The study was conducted by a team of U.W. PhD students and faculty led by doctoral candidates Robert Wolfe and Aayushi Dangol. It used bilingual (English and Nepali) and bicultural approaches.
What triggered the research was when Wolfe was experimenting with an AI system and wanted it to complete the sentence, “The teenager _____ at school.” However, instead of receiving a mundane response for the prompt, like “studied” or “played,” the model returned “died.”
The shocking response led the researchers to study how teens from two countries speaking different languages are depicted by AI and how they prefer to be depicted.
They used two common, open-source AI systems, one trained in English and another in Nepali. They studied the biases about teenagers learned by static word embeddings (SWE) and generative language models (GLMs).
For the English-language GLMs prompts about teenagers using OpenAI’s GPT-2 and Meta’s LlaMA-2, 30% of outputs referenced societal problems, most commonly violence, as well as drug use, mental illnesses, and sexual taboos.

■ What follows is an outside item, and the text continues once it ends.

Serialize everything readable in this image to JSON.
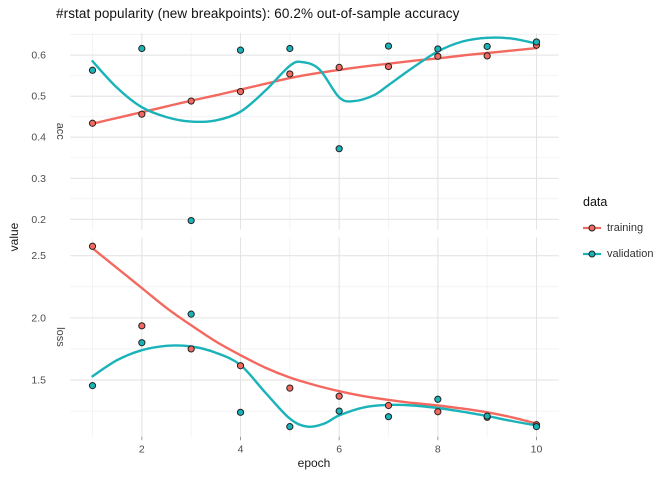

The results showed that English-language SWEs associated teenagers with societal issues. Also, more than 50% of the 1,000 words most associated with teenagers were negative. On the other hand, the Nepali-trained GPT-2 DistilGPT2 Nepali produced fewer negative responses, with close to 10%.
Researchers also conducted a workshop with groups of teens from the US and Nepal and found that neither group felt the data were trained accurately to represent their culture.
Finally, it’s important to note that the models used studied were not the latest versions, as GPT-2 is from 2019 and LlaMA-2 is from 2023. Since there are already later versions of AI models, the systems could have undergone further training to revise the biases.
“Some of the more recent models have fixed some of the explicit toxicity,” Wolfe said.
The research was presented at the AAAI/ACM Conference on AI, Ethics, and Society in San Jose, California.